Biomarker

For decades, total cholesterol reigned as the biomarker for heart disease risk, driving billions in statin prescriptions. Then researchers discovered the HDL/LDL ratio mattered more than the total number, and later that particle size might matter even more than that. This evolutionary understanding reveals how biomarkers aren't fixed truths but provisional insights that shift as our measurement sophistication grows—what seemed like a definitive answer in 1980 became a crude approximation by 2020.

C-reactive protein (CRP) tells you inflammation is happening somewhere in your body, but it won't tell you if it's your joints, your gut, or your arteries—it's like a smoke alarm that can't tell you which room is burning. This limitation captures the fundamental nature of most biomarkers: they're correlative signals, not causal explanations. When your doctor sees an elevated marker, they're not looking at the disease itself but at molecular breadcrumbs that something, somewhere, might be wrong.

Your lab results show everything in the "normal range," but whose normal? These reference ranges are typically derived from the middle 95% of tested populations—which increasingly means populations already dealing with obesity, prediabetes, and chronic inflammation. What's statistically normal in a sick population isn't the same as optimal health. Functional medicine practitioners have started using "functional ranges" that are tighter than lab normals, recognizing that you can be heading toward disease long before you're technically "abnormal."

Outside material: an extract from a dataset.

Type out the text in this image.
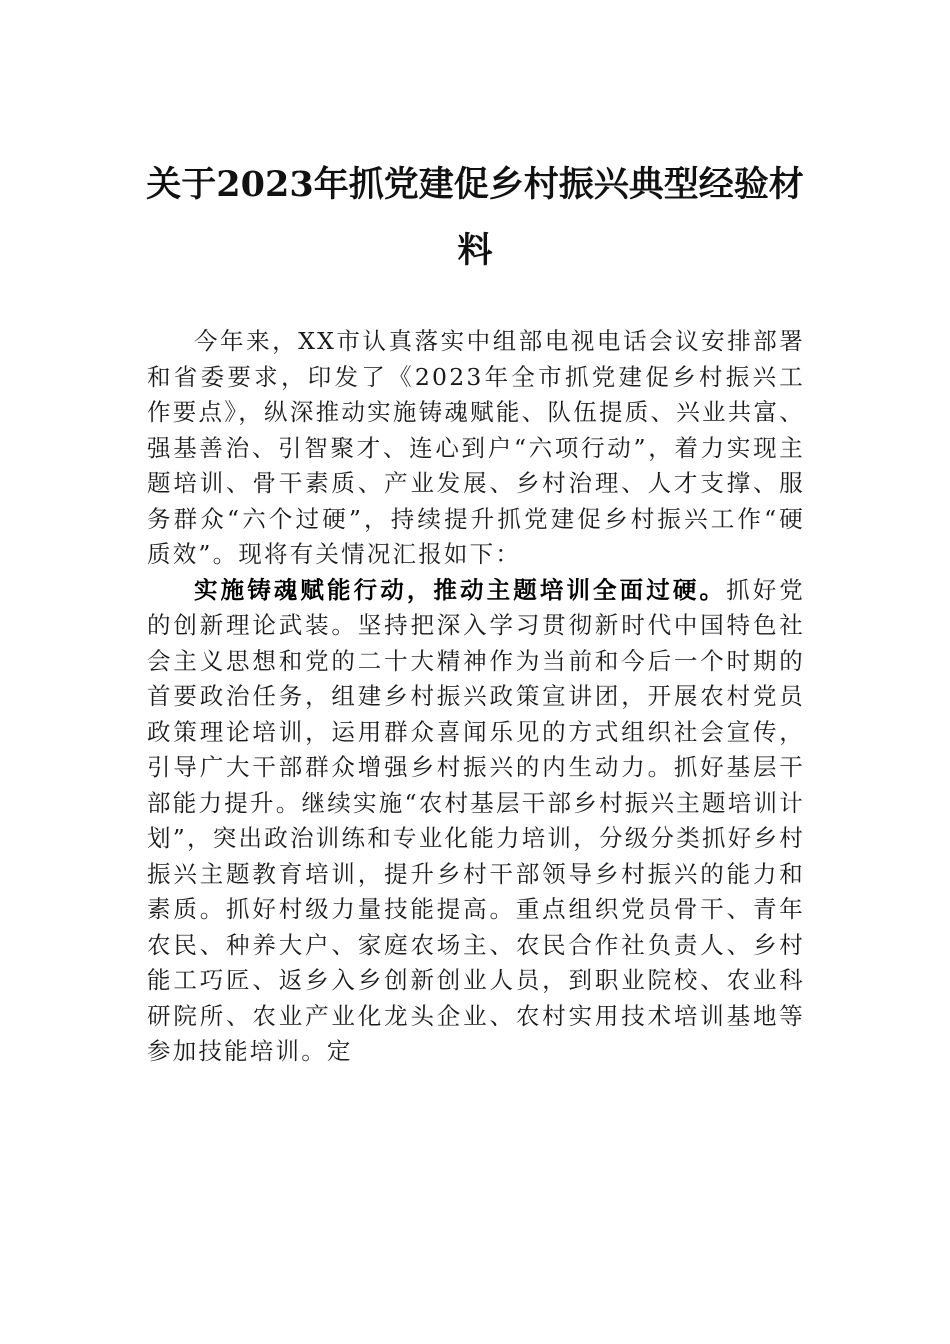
关于2023年抓党建促乡村振兴典型经验材料

今年来，XX市认真落实中组部电视电话会议安排部署和省委要求，印发了《2023年全市抓党建促乡村振兴工作要点》，纵深推动实施铸魂赋能、队伍提质、兴业共富、强基善治、引智聚才、连心到户“六项行动”，着力实现主题培训、骨干素质、产业发展、乡村治理、人才支撑、服务群众“六个过硬”，持续提升抓党建促乡村振兴工作“硬质效”。现将有关情况汇报如下：

实施铸魂赋能行动，推动主题培训全面过硬。抓好党的创新理论武装。坚持把深入学习贯彻新时代中国特色社会主义思想和党的二十大精神作为当前和今后一个时期的首要政治任务，组建乡村振兴政策宣讲团，开展农村党员政策理论培训，运用群众喜闻乐见的方式组织社会宣传，引导广大干部群众增强乡村振兴的内生动力。抓好基层干部能力提升。继续实施“农村基层干部乡村振兴主题培训计划”，突出政治训练和专业化能力培训，分级分类抓好乡村振兴主题教育培训，提升乡村干部领导乡村振兴的能力和素质。抓好村级力量技能提高。重点组织党员骨干、青年农民、种养大户、家庭农场主、农民合作社负责人、乡村能工巧匠、返乡入乡创新创业人员，到职业院校、农业科研院所、农业产业化龙头企业、农村实用技术培训基地等参加技能培训。定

Hormone replacement trials initially used cardiovascular events as outcomes, but pharmaceutical studies shifted to using bone density as a biomarker proxy for fracture risk—easier to measure, faster to show results. The problem? Some drugs improved bone density but actually increased fracture risk, revealing that the biomarker and the outcome weren't as coupled as assumed. This happened with diabetes drugs that lowered blood sugar (the biomarker) while increasing heart failure risk (the outcome that actually matters), reminding us that improving measurements isn't always the same as improving health.

An HbA1c of 5.6% might be fine for you but alarming for your friend if her usual baseline is 5.0%—yet standard medicine treats both numbers the same. Longitudinal tracking of your own biomarker trends over time often reveals more than a single snapshot compared to population averages. This is why biohackers obsessively track their data: they're building personal reference ranges, looking for deviations from their own normal rather than asking if they fall within the bell curve of strangers.

The observer effect isn't just for quantum physics—knowing your biomarker numbers changes your behavior, which changes the numbers themselves. People who wear continuous glucose monitors often see their average levels drop not because of medication, but because watching real-time spikes after meals naturally modifies food choices. This feedback loop transforms a passive diagnostic tool into an active intervention, blurring the line between measurement and treatment in ways that challenge traditional clinical trial design.